The law, signed by Gov. Mike Leavitt in March but halted from taking effect until Kimball issues his ruling, states that certification, licensure, ordination or any other endorsement received by a person through application over the Internet or by mail that purports to give that person religious authority is not valid.
Salt Lake attorney Brian Barnard filed a federal lawsuit against the new law in April on behalf of J.P. Pace, a Salt Lake man and ordained minister of the Universal Life Church. Pace applied for and received his ordination through the mail.
Barnard on Thursday argued the law serves no rational purpose and violates Pace's constitutional rights to free exercise of religion, equal protection and due process.
The solemnizing of marriages is a key part of Pace's religion, Barnard said, and the statute meddles in his fundamental right to practice that religion.

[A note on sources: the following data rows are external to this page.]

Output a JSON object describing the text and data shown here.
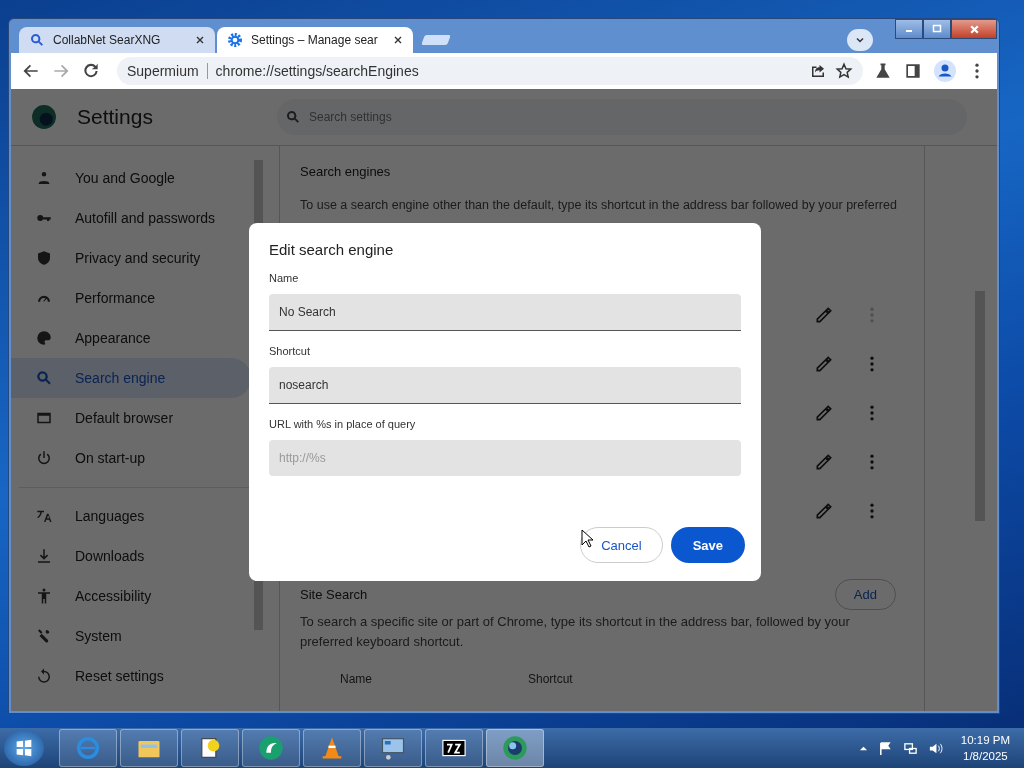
{
  "browser": {
    "tabs": [
      {
        "title": "CollabNet SearXNG",
        "selected": false
      },
      {
        "title": "Settings – Manage sear",
        "selected": true
      }
    ],
    "omnibox": {
      "site": "Supermium",
      "url": "chrome://settings/searchEngines"
    }
  },
  "settings": {
    "title": "Settings",
    "search": {
      "placeholder": "Search settings"
    },
    "nav": [
      {
        "label": "You and Google",
        "selected": false
      },
      {
        "label": "Autofill and passwords",
        "selected": false
      },
      {
        "label": "Privacy and security",
        "selected": false
      },
      {
        "label": "Performance",
        "selected": false
      },
      {
        "label": "Appearance",
        "selected": false
      },
      {
        "label": "Search engine",
        "selected": true
      },
      {
        "label": "Default browser",
        "selected": false
      },
      {
        "label": "On start-up",
        "selected": false
      },
      {
        "label": "Languages",
        "selected": false
      },
      {
        "label": "Downloads",
        "selected": false
      },
      {
        "label": "Accessibility",
        "selected": false
      },
      {
        "label": "System",
        "selected": false
      },
      {
        "label": "Reset settings",
        "selected": false
      }
    ],
    "search_engines": {
      "heading": "Search engines",
      "description": "To use a search engine other than the default, type its shortcut in the address bar followed by your preferred",
      "rows": [
        {
          "more_disabled": true
        },
        {
          "more_disabled": false
        },
        {
          "more_disabled": false
        },
        {
          "more_disabled": false
        },
        {
          "more_disabled": false
        }
      ]
    },
    "site_search": {
      "heading": "Site Search",
      "add_button": "Add",
      "description": "To search a specific site or part of Chrome, type its shortcut in the address bar, followed by your preferred keyboard shortcut.",
      "columns": [
        "Name",
        "Shortcut"
      ]
    }
  },
  "dialog": {
    "title": "Edit search engine",
    "fields": [
      {
        "label": "Name",
        "value": "No Search"
      },
      {
        "label": "Shortcut",
        "value": "nosearch"
      },
      {
        "label": "URL with %s in place of query",
        "placeholder": "http://%s"
      }
    ],
    "cancel": "Cancel",
    "save": "Save"
  },
  "taskbar": {
    "apps": [
      {
        "selected": false
      },
      {
        "selected": false
      },
      {
        "selected": false
      },
      {
        "selected": false
      },
      {
        "selected": false
      },
      {
        "selected": false
      },
      {
        "selected": false
      },
      {
        "selected": true
      }
    ],
    "time": "10:19 PM",
    "date": "1/8/2025"
  }
}
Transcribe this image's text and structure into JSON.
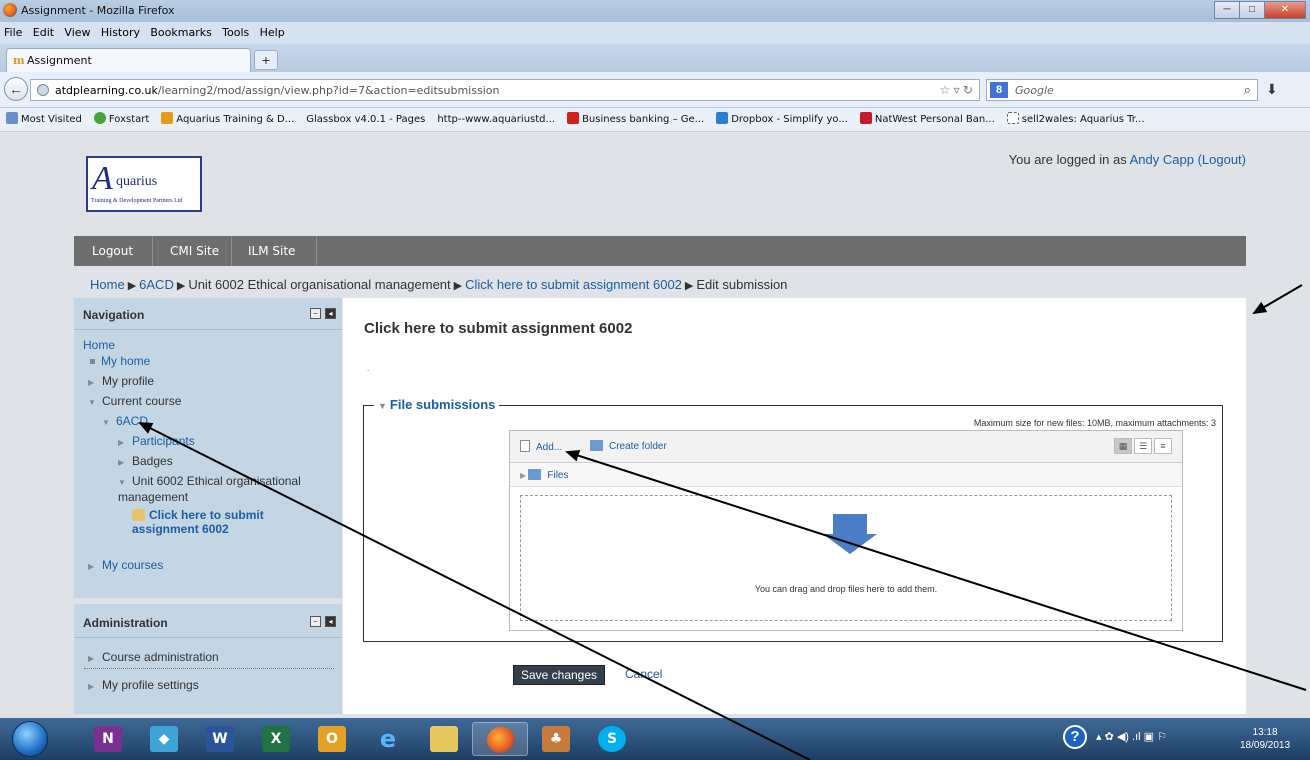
{
  "browser": {
    "window_title": "Assignment - Mozilla Firefox",
    "menu": [
      "File",
      "Edit",
      "View",
      "History",
      "Bookmarks",
      "Tools",
      "Help"
    ],
    "tab_label": "Assignment",
    "url_host": "atdplearning.co.uk",
    "url_path": "/learning2/mod/assign/view.php?id=7&action=editsubmission",
    "search_engine": "Google",
    "bookmarks": [
      "Most Visited",
      "Foxstart",
      "Aquarius Training & D...",
      "Glassbox v4.0.1 - Pages",
      "http--www.aquariustd...",
      "Business banking – Ge...",
      "Dropbox - Simplify yo...",
      "NatWest Personal Ban...",
      "sell2wales: Aquarius Tr..."
    ]
  },
  "site": {
    "logo_text": "quarius",
    "logo_letter": "A",
    "logo_sub": "Training & Development Partners Ltd",
    "login_prefix": "You are logged in as",
    "user_name": "Andy Capp",
    "logout_link": "(Logout)",
    "nav": [
      "Logout",
      "CMI Site",
      "ILM Site"
    ]
  },
  "breadcrumb": [
    "Home",
    "6ACD",
    "Unit 6002 Ethical organisational management",
    "Click here to submit assignment 6002",
    "Edit submission"
  ],
  "navigation_block": {
    "title": "Navigation",
    "home": "Home",
    "my_home": "My home",
    "my_profile": "My profile",
    "current_course": "Current course",
    "course": "6ACD",
    "participants": "Participants",
    "badges": "Badges",
    "unit": "Unit 6002 Ethical organisational management",
    "assignment": "Click here to submit assignment 6002",
    "my_courses": "My courses"
  },
  "admin_block": {
    "title": "Administration",
    "course_admin": "Course administration",
    "profile_settings": "My profile settings"
  },
  "main": {
    "heading": "Click here to submit assignment 6002",
    "dot": ".",
    "fieldset_legend": "File submissions",
    "max_size": "Maximum size for new files: 10MB, maximum attachments: 3",
    "add": "Add...",
    "create_folder": "Create folder",
    "files_path": "Files",
    "drop_msg": "You can drag and drop files here to add them.",
    "save": "Save changes",
    "cancel": "Cancel"
  },
  "taskbar": {
    "time": "13:18",
    "date": "18/09/2013"
  },
  "colors": {
    "link": "#1a5fa3",
    "sidebar": "#c4d6e3",
    "navbar": "#6e6e6e",
    "annotation_arrow": "#000000"
  }
}
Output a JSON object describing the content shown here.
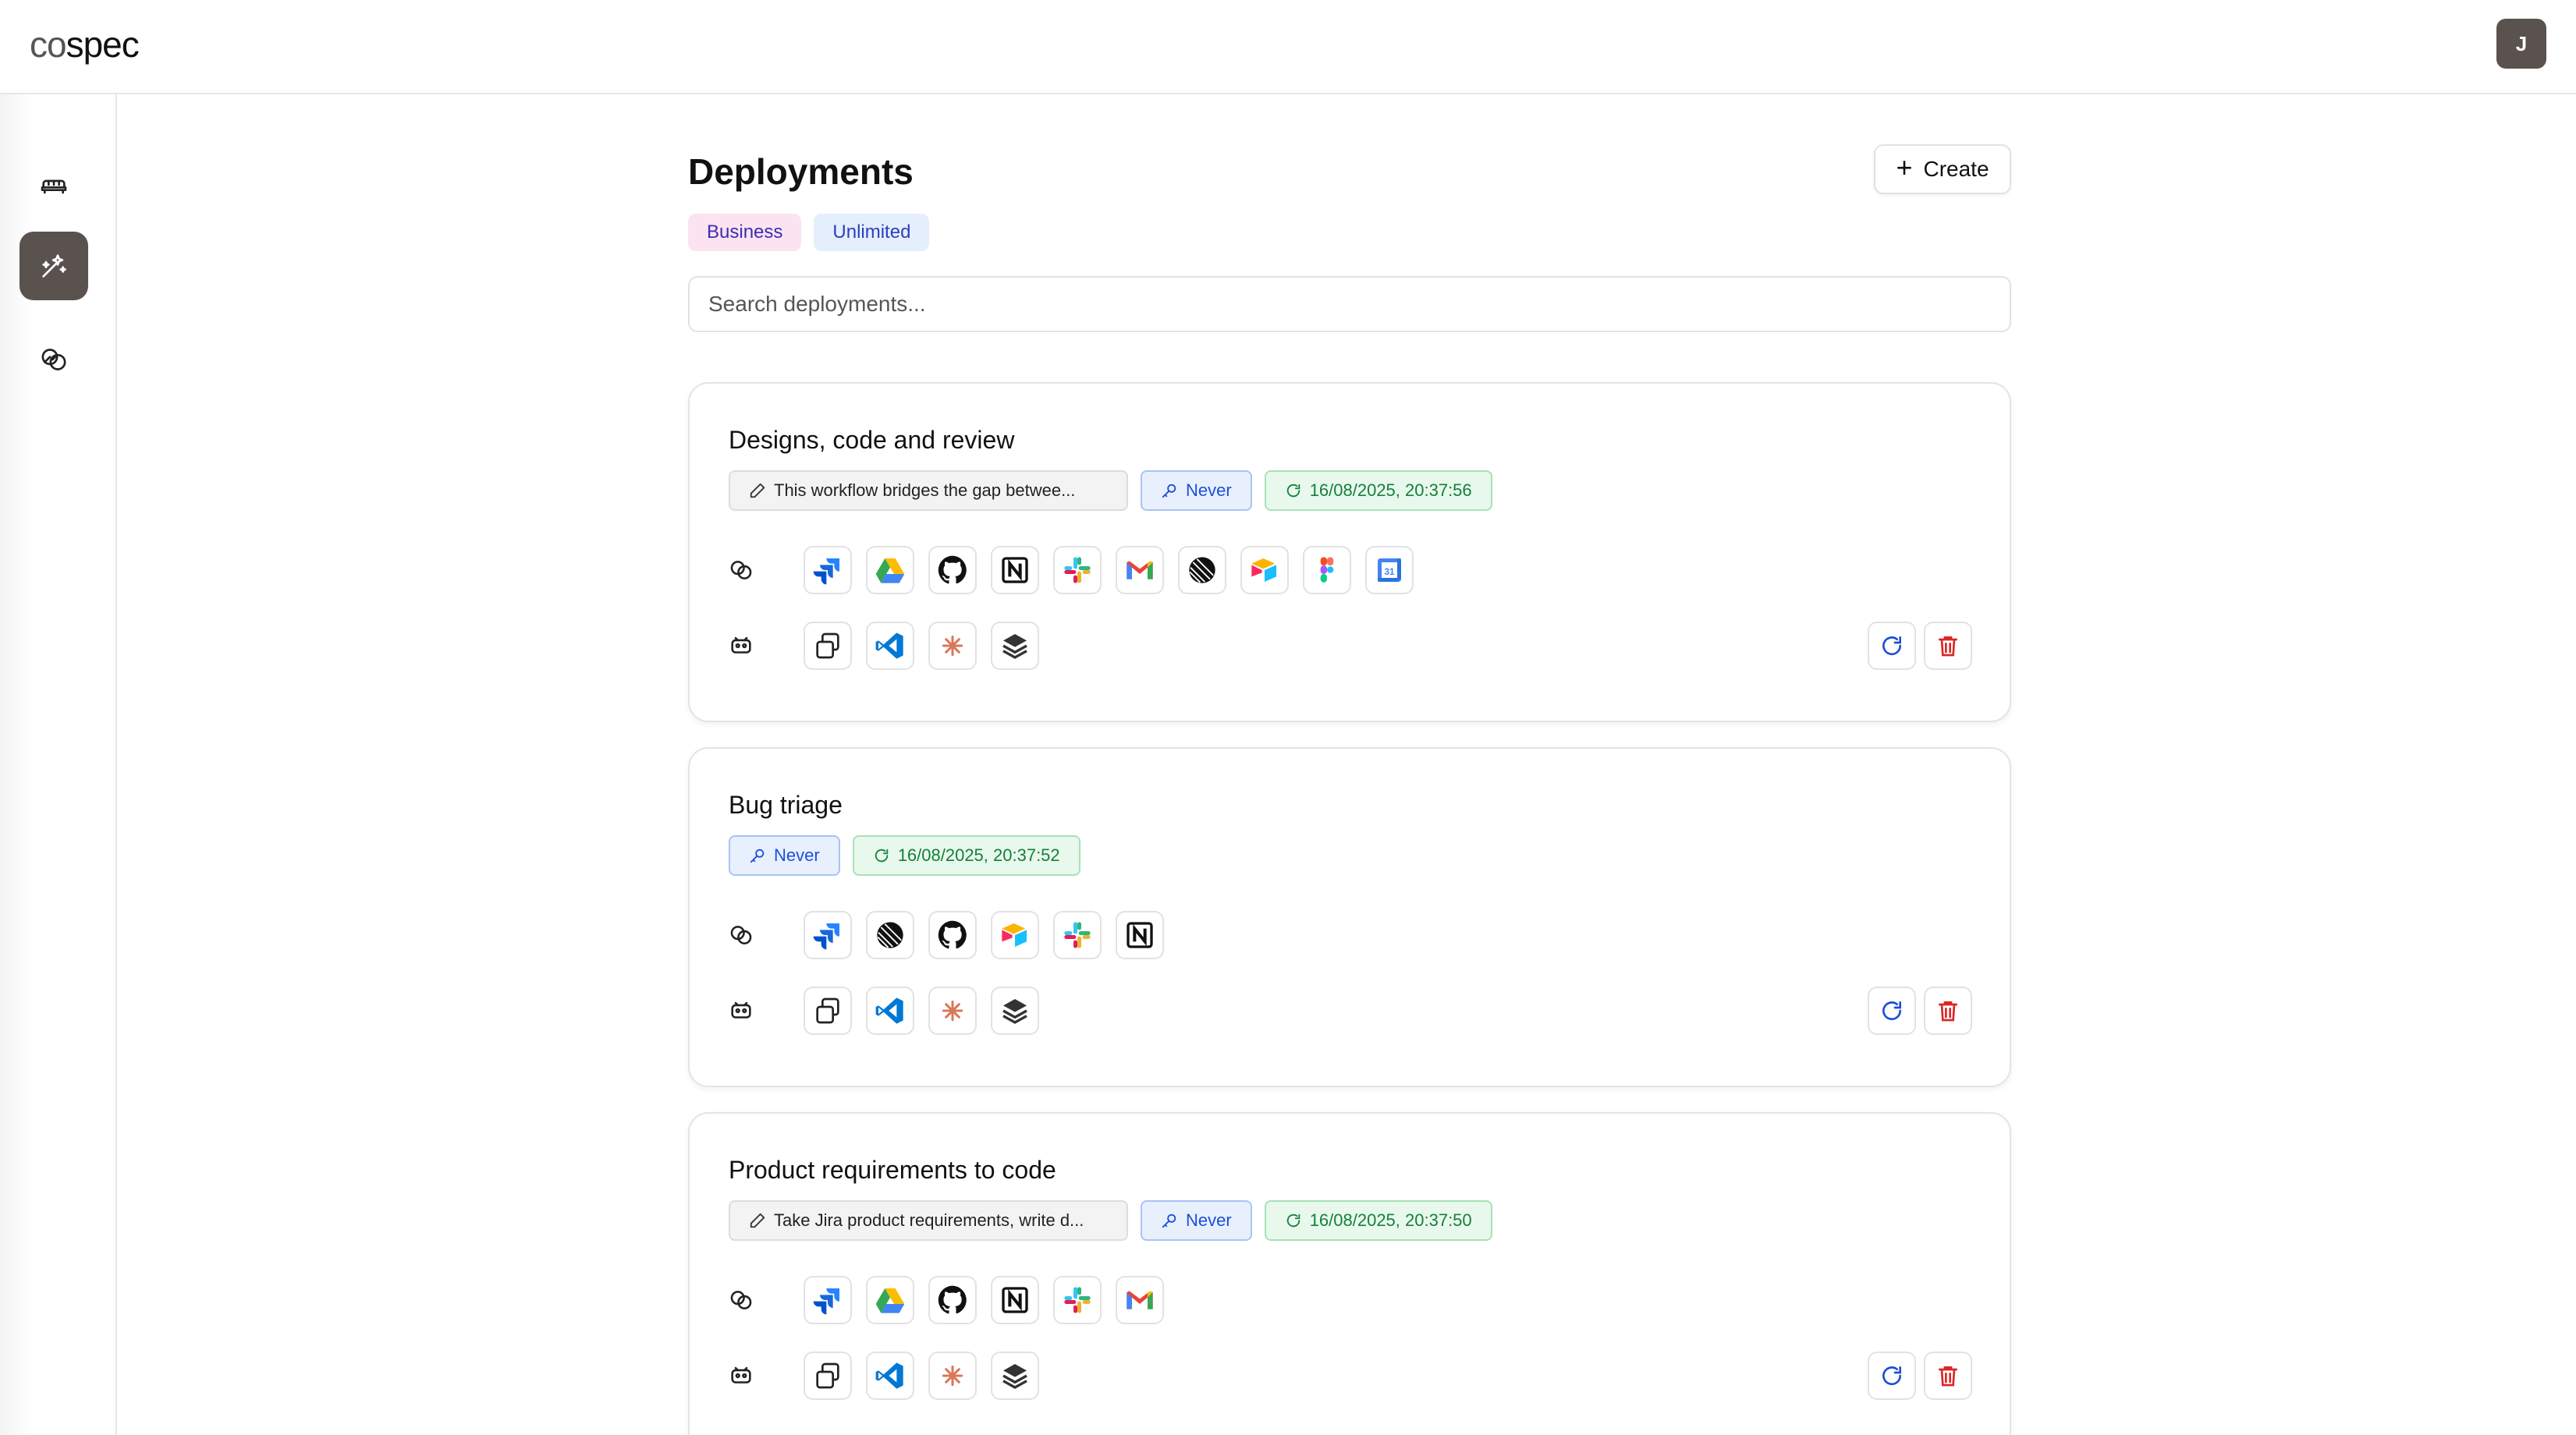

Clearly, people have a fundamental right to get married, but is there a fundamental right out there to perform marriages? Kimball asked.
According to the lawsuit, the Universal Life Church, a nonprofit organization headquartered in Modesto, Calif., uses the Internet and the U.S. Postal Service extensively in its work and ministries.
If upheld, the law would curb that activity, therefore interfering in the day-to-day business of the church, Barnard said.
The state of Utah has no business dictating to a religion how they should function internally, Barnard said.
Assistant Attorney General Joel Ferre argued the state does have the right to regulate marriage, which is what the statute aims to do.
Without such provisions, Ferre said every person in the state of Utah would be allowed to perform marriage ceremonies.
Nothing prevents you from sending the name of your dog over the Internet and getting them ordained as a minister in the church, Ferre said.
Ordination applications over the telephone or in person, regardless of the religion or church, are OK under the new law.
Kimball took the matter under advisement and will issue a ruling at a later date. The temporary restraining order against the new law will remain in effect until then.